Walsh Michael H, Zhang Kang X, Cox Emily J, Chen Justin M, Cowley Nicholas G, Oleynick Christopher J, Smyth Leo M, Ma Irene W Y
Division of General Internal Medicine, University of Calgary, Calgary, AB, Canada.
Providence Health Care, Providence Internal Medicine Residency Spokane, Spokane, WA, USA.
Ultrasound J. 2021 Sep 6;13(1):40. doi: 10.1186/s13089-021-00241-7.
In detecting pleural effusion, bedside ultrasound (US) has been shown to be more accurate than auscultation. However, US has not been previously compared to the comprehensive physical examination. This study seeks to compare the accuracy of physical examination with bedside US in detecting pleural effusion.
This study included a convenience sample of 34 medical inpatients from Calgary, Canada and Spokane, USA, with chest imaging performed within 24 h of recruitment. Imaging results served as the reference standard for pleural effusion. All patients underwent a comprehensive lung physical examination and a bedside US examination by two researchers blinded to the imaging results.
Physical examination was less accurate than US (sensitivity of 44.0% [95% confidence interval (CI) 30.0-58.8%], specificity 88.9% (95% CI 65.3-98.6%), positive likelihood (LR) 3.96 (95% CI 1.03-15.18), negative LR 0.63 (95% CI 0.47-0.85) for physical examination; sensitivity 98% (95% CI 89.4-100%), specificity 94.4% (95% CI 72.7-99.9%), positive LR 17.6 (95% CI 2.6-118.6), negative LR 0.02 (95% CI 0.00-0.15) for US). The percentage of examinations rated with a confidence level of 4 or higher (out of 5) was higher for US (85% of the seated US examination and 94% of the supine US examination, compared to 35% of the PE, P < 0.001), and took less time to perform (P < 0.0001).
US examination for pleural effusion was more accurate than the physical examination, conferred higher confidence, and required less time to complete.
在检测胸腔积液时,床旁超声(US)已被证明比听诊更准确。然而,此前尚未将超声与全面体格检查进行比较。本研究旨在比较体格检查与床旁超声检测胸腔积液的准确性。
本研究纳入了来自加拿大卡尔加里和美国斯波坎的34名内科住院患者的便利样本,在招募后24小时内进行胸部成像。成像结果作为胸腔积液的参考标准。所有患者均接受了由两名对成像结果不知情的研究人员进行的全面肺部体格检查和床旁超声检查。

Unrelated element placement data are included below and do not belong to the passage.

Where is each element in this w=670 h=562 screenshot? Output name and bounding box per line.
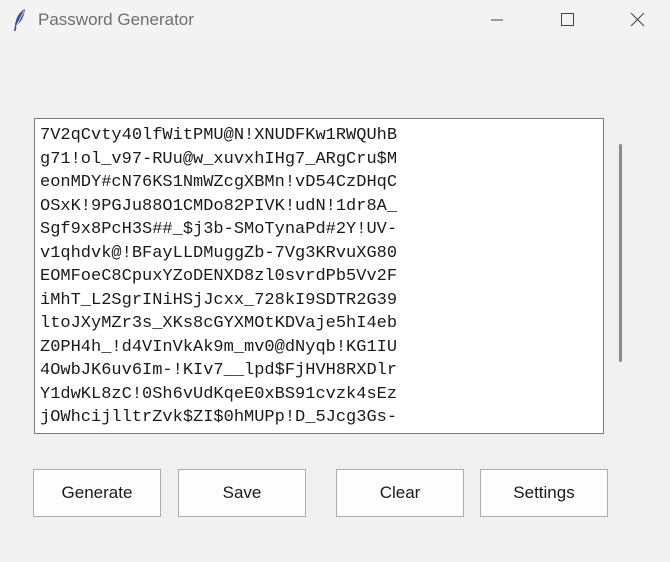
password-line: jOWhcijlltrZvk$ZI$0hMUPp!D_5Jcg3Gs- — [40, 408, 398, 427]
password-line: iMhT_L2SgrINiHSjJcxx_728kI9SDTR2G39 — [40, 290, 398, 310]
password-line: eonMDY#cN76KS1NmWZcgXBMn!vD54CzDHqC — [40, 173, 398, 192]
vertical-scrollbar[interactable] — [613, 118, 627, 434]
password-line: Sgf9x8PcH3S##_$j3b-SMoTynaPd#2Y!UV- — [40, 220, 398, 239]
feather-icon — [12, 8, 28, 32]
scrollbar-thumb[interactable] — [619, 144, 622, 362]
clear-button[interactable]: Clear — [336, 469, 464, 517]
password-line: g71!ol_v97-RUu@w_xuvxhIHg7_ARgCru$M — [40, 149, 398, 169]
password-line: 7V2qCvty40lfWitPMU@N!XNUDFKw1RWQUhB — [40, 126, 398, 145]
password-line: OSxK!9PGJu88O1CMDo82PIVK!udN!1dr8A_ — [40, 196, 398, 216]
save-button[interactable]: Save — [178, 469, 306, 517]
maximize-icon — [561, 13, 574, 26]
close-button[interactable] — [614, 0, 660, 40]
window-title: Password Generator — [38, 10, 194, 29]
password-line: 4OwbJK6uv6Im-!KIv7__lpd$FjHVH8RXDlr — [40, 361, 398, 380]
minimize-button[interactable] — [474, 0, 520, 40]
close-icon — [630, 12, 645, 27]
minimize-icon — [491, 19, 503, 21]
settings-button[interactable]: Settings — [480, 469, 608, 517]
maximize-button[interactable] — [544, 0, 590, 40]
password-line: EOMFoeC8CpuxYZoDENXD8zl0svrdPb5Vv2F — [40, 267, 398, 286]
password-lines: 7V2qCvty40lfWitPMU@N!XNUDFKw1RWQUhB g71!… — [40, 124, 397, 430]
password-line: Z0PH4h_!d4VInVkAk9m_mv0@dNyqb!KG1IU — [40, 337, 398, 357]
password-output-textarea[interactable]: 7V2qCvty40lfWitPMU@N!XNUDFKw1RWQUhB g71!… — [34, 118, 604, 434]
title-bar[interactable]: Password Generator — [0, 0, 670, 40]
password-line: Y1dwKL8zC!0Sh6vUdKqeE0xBS91cvzk4sEz — [40, 384, 398, 404]
generate-button[interactable]: Generate — [33, 469, 161, 517]
password-line: ltoJXyMZr3s_XKs8cGYXMOtKDVaje5hI4eb — [40, 314, 398, 333]
password-line: v1qhdvk@!BFayLLDMuggZb-7Vg3KRvuXG80 — [40, 243, 398, 263]
app-window: Password Generator 7V2qCvty40lfWitPMU@N!… — [0, 0, 670, 562]
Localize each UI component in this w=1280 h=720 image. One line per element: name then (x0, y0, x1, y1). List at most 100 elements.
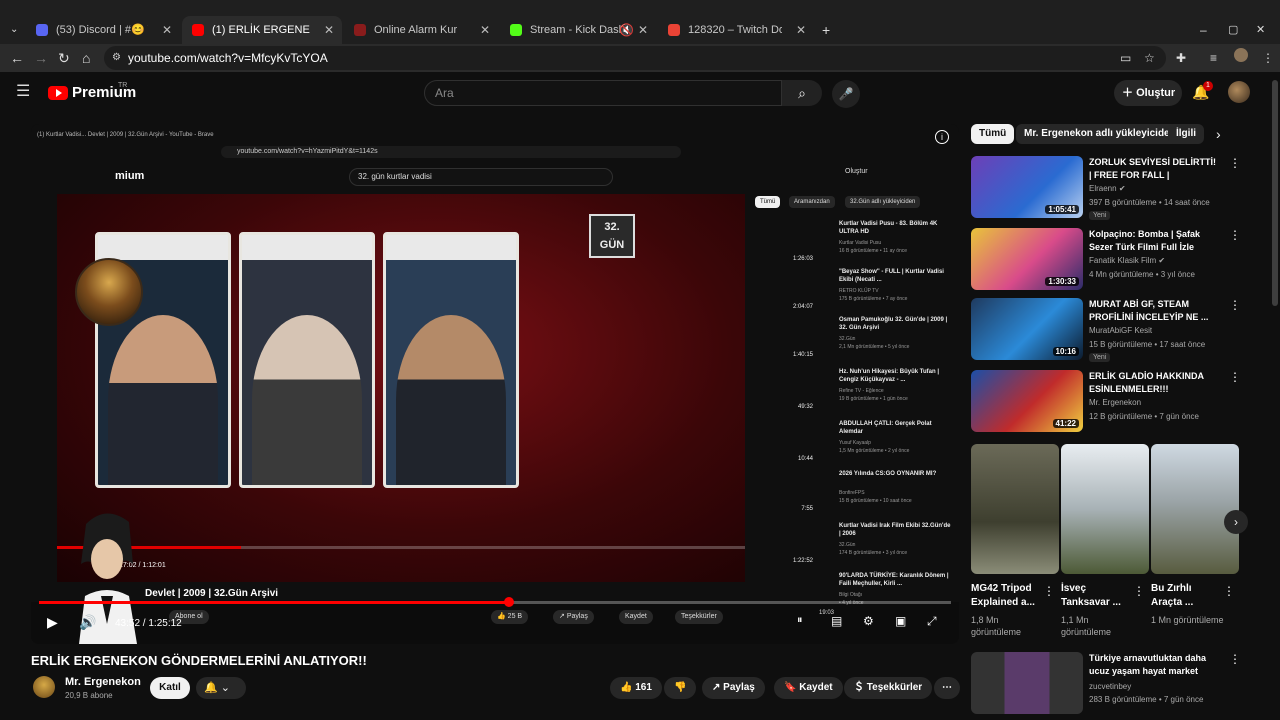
like-button[interactable]: 👍 161 (610, 677, 662, 699)
short-thumbnail[interactable] (1151, 444, 1239, 574)
hamburger-menu-icon[interactable]: ☰ (16, 84, 30, 100)
video-thumbnail[interactable]: 1:30:33 (971, 228, 1083, 290)
more-options-icon[interactable]: ⋮ (1229, 652, 1241, 666)
tab-alarm[interactable]: Online Alarm Kur ✕ (344, 16, 498, 44)
channel-name[interactable]: Mr. Ergenekon (65, 676, 141, 688)
settings-gear-icon[interactable]: ⚙ (863, 614, 874, 628)
microphone-icon[interactable]: 🎤 (832, 80, 860, 108)
short-title[interactable]: Bu Zırhlı Araçta ... (1151, 582, 1223, 610)
channel-name[interactable]: Fanatik Klasik Film ✔ (1089, 256, 1165, 265)
subtitles-icon[interactable]: ▤ (831, 614, 842, 628)
create-button[interactable]: ＋ Oluştur (1114, 80, 1182, 106)
recommended-video[interactable]: 1:05:41 ZORLUK SEVİYESİ DELİRTTİ! | FREE… (971, 156, 1261, 220)
save-button[interactable]: 🔖 Kaydet (774, 677, 843, 699)
more-options-icon[interactable]: ⋮ (1223, 584, 1235, 598)
recommended-video[interactable]: 10:16 MURAT ABİ GF, STEAM PROFİLİNİ İNCE… (971, 298, 1261, 362)
video-thumbnail[interactable] (971, 652, 1083, 714)
back-icon[interactable]: ← (10, 50, 24, 66)
tab-discord[interactable]: (53) Discord | #😊 YAYINCI-ÖZEL ✕ (26, 16, 180, 44)
video-title[interactable]: Türkiye arnavutluktan daha ucuz yaşam ha… (1089, 652, 1219, 678)
tab-search-chevron-icon[interactable]: ⌄ (10, 22, 18, 38)
subscription-bell-button[interactable]: 🔔 ⌄ (196, 677, 246, 699)
recommended-video[interactable]: Türkiye arnavutluktan daha ucuz yaşam ha… (971, 652, 1261, 714)
join-button[interactable]: Katıl (150, 677, 190, 699)
video-thumbnail[interactable]: 1:05:41 (971, 156, 1083, 218)
thanks-button[interactable]: ＄ Teşekkürler (844, 677, 933, 699)
shorts-next-button[interactable]: › (1224, 510, 1248, 534)
more-options-icon[interactable]: ⋮ (1133, 584, 1145, 598)
page-scrollbar[interactable] (1272, 80, 1278, 306)
more-options-icon[interactable]: ⋮ (1229, 370, 1241, 384)
channel-name[interactable]: zucvetinbey (1089, 682, 1131, 691)
notification-badge: 1 (1203, 81, 1213, 91)
mute-icon[interactable]: 🔇 (619, 16, 634, 44)
youtube-logo-icon[interactable] (48, 86, 68, 100)
video-title[interactable]: ZORLUK SEVİYESİ DELİRTTİ! | FREE FOR FAL… (1089, 156, 1219, 182)
chip-from-uploader[interactable]: Mr. Ergenekon adlı yükleyiciden (1016, 124, 1184, 144)
video-thumbnail[interactable]: 10:16 (971, 298, 1083, 360)
chip-related[interactable]: İlgili (1168, 124, 1204, 144)
maximize-button[interactable]: ▢ (1228, 22, 1238, 38)
address-bar[interactable]: ⚙ youtube.com/watch?v=MfcyKvTcYOA (104, 46, 1166, 70)
video-title[interactable]: Kolpaçino: Bomba | Şafak Sezer Türk Film… (1089, 228, 1219, 254)
close-icon[interactable]: ✕ (480, 16, 490, 44)
channel-avatar[interactable] (33, 676, 55, 698)
recommended-video[interactable]: 1:30:33 Kolpaçino: Bomba | Şafak Sezer T… (971, 228, 1261, 290)
channel-name[interactable]: Elraenn ✔ (1089, 184, 1126, 193)
search-icon[interactable]: ⌕ (782, 80, 822, 106)
chip-all[interactable]: Tümü (971, 124, 1015, 144)
channel-name[interactable]: MuratAbiGF Kesit (1089, 326, 1152, 335)
recommended-video[interactable]: 41:22 ERLİK GLADİO HAKKINDA ESİNLENMELER… (971, 370, 1261, 432)
verified-icon: ✔ (1118, 184, 1126, 193)
inner-video-frame: 32. GÜN 17:02 / 1:12:01 (57, 194, 745, 582)
site-info-icon[interactable]: ⚙ (112, 46, 121, 70)
video-player[interactable]: (1) Kurtlar Vadisi... Devlet | 2009 | 32… (31, 124, 959, 644)
reload-icon[interactable]: ↻ (58, 50, 70, 66)
short-thumbnail[interactable] (1061, 444, 1149, 574)
short-thumbnail[interactable] (971, 444, 1059, 574)
info-icon[interactable]: i (935, 130, 949, 144)
more-options-icon[interactable]: ⋮ (1043, 584, 1055, 598)
play-icon[interactable]: ▶ (47, 614, 58, 631)
account-avatar[interactable] (1228, 81, 1250, 103)
extensions-icon[interactable]: ✚ (1176, 50, 1186, 66)
volume-icon[interactable]: 🔊 (79, 614, 96, 631)
close-icon[interactable]: ✕ (324, 16, 334, 44)
close-icon[interactable]: ✕ (162, 16, 172, 44)
tab-youtube[interactable]: (1) ERLİK ERGENEKON GÖNDER ✕ (182, 16, 342, 44)
home-icon[interactable]: ⌂ (82, 50, 90, 66)
short-title[interactable]: İsveç Tanksavar ... (1061, 582, 1133, 610)
video-title[interactable]: MURAT ABİ GF, STEAM PROFİLİNİ İNCELEYİP … (1089, 298, 1219, 324)
video-thumbnail[interactable]: 41:22 (971, 370, 1083, 432)
video-title[interactable]: ERLİK GLADİO HAKKINDA ESİNLENMELER!!! (1089, 370, 1219, 396)
autoplay-toggle-icon[interactable]: ⏸ (797, 614, 803, 627)
more-options-icon[interactable]: ⋮ (1229, 298, 1241, 312)
tab-kick[interactable]: Stream - Kick Dashboard 🔇 ✕ (500, 16, 656, 44)
install-app-icon[interactable]: ▭ (1120, 50, 1131, 66)
share-button[interactable]: ↗ Paylaş (702, 677, 765, 699)
more-options-icon[interactable]: ⋮ (1229, 228, 1241, 242)
close-window-button[interactable]: ✕ (1256, 22, 1265, 38)
close-icon[interactable]: ✕ (638, 16, 648, 44)
channel-name[interactable]: Mr. Ergenekon (1089, 398, 1141, 407)
profile-avatar[interactable] (1234, 48, 1248, 62)
search-input[interactable]: Ara (424, 80, 782, 106)
dislike-button[interactable]: 👎 (664, 677, 697, 699)
inner-item-title: Osman Pamukoğlu 32. Gün'de | 2009 | 32. … (839, 317, 948, 331)
inner-item-title: 2026 Yılında CS:GO OYNANIR MI? (839, 471, 937, 477)
forward-icon[interactable]: → (34, 50, 48, 66)
fullscreen-icon[interactable]: ⤢ (927, 614, 937, 629)
media-control-icon[interactable]: ≡ (1210, 50, 1217, 66)
bookmark-star-icon[interactable]: ☆ (1144, 50, 1155, 66)
minimize-button[interactable]: – (1200, 22, 1207, 38)
menu-kebab-icon[interactable]: ⋮ (1262, 50, 1274, 66)
new-tab-button[interactable]: + (822, 22, 830, 38)
tab-gmail[interactable]: 128320 – Twitch Doğrulama Ko ✕ (658, 16, 814, 44)
more-options-icon[interactable]: ⋮ (1229, 156, 1241, 170)
progress-scrubber-handle[interactable] (503, 597, 514, 607)
more-actions-button[interactable]: ⋯ (934, 677, 960, 699)
chevron-right-icon[interactable]: › (1216, 126, 1221, 142)
close-icon[interactable]: ✕ (796, 16, 806, 44)
short-title[interactable]: MG42 Tripod Explained a... (971, 582, 1043, 610)
miniplayer-icon[interactable]: ▣ (895, 614, 906, 628)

体格检查的准确性低于超声(体格检查的敏感性为44.0%[95%置信区间(CI)30.0 - 58.8%],特异性为88.9%(95%CI 65.3 - 98.6%),阳性似然比(LR)为3.96(95%CI 1.03 - 15.18),阴性似然比为0.63(95%CI 0.47 - 0.85);超声的敏感性为98%(95%CI 89.4 - 100%),特异性为94.4%(95%CI 72.7 - 99.9%),阳性似然比为17.6(95%CI 2.6 - 118.6),阴性似然比为0.02(95%CI 0.00 - 0.15))。超声检查中置信水平评分为4或更高(满分5分)的检查百分比更高(坐位超声检查为85%,仰卧位超声检查为94%,而体格检查为35%,P < 0.001),且检查所需时间更短(P < 0.0001)。
超声检查胸腔积液比体格检查更准确,置信度更高,且完成检查所需时间更短。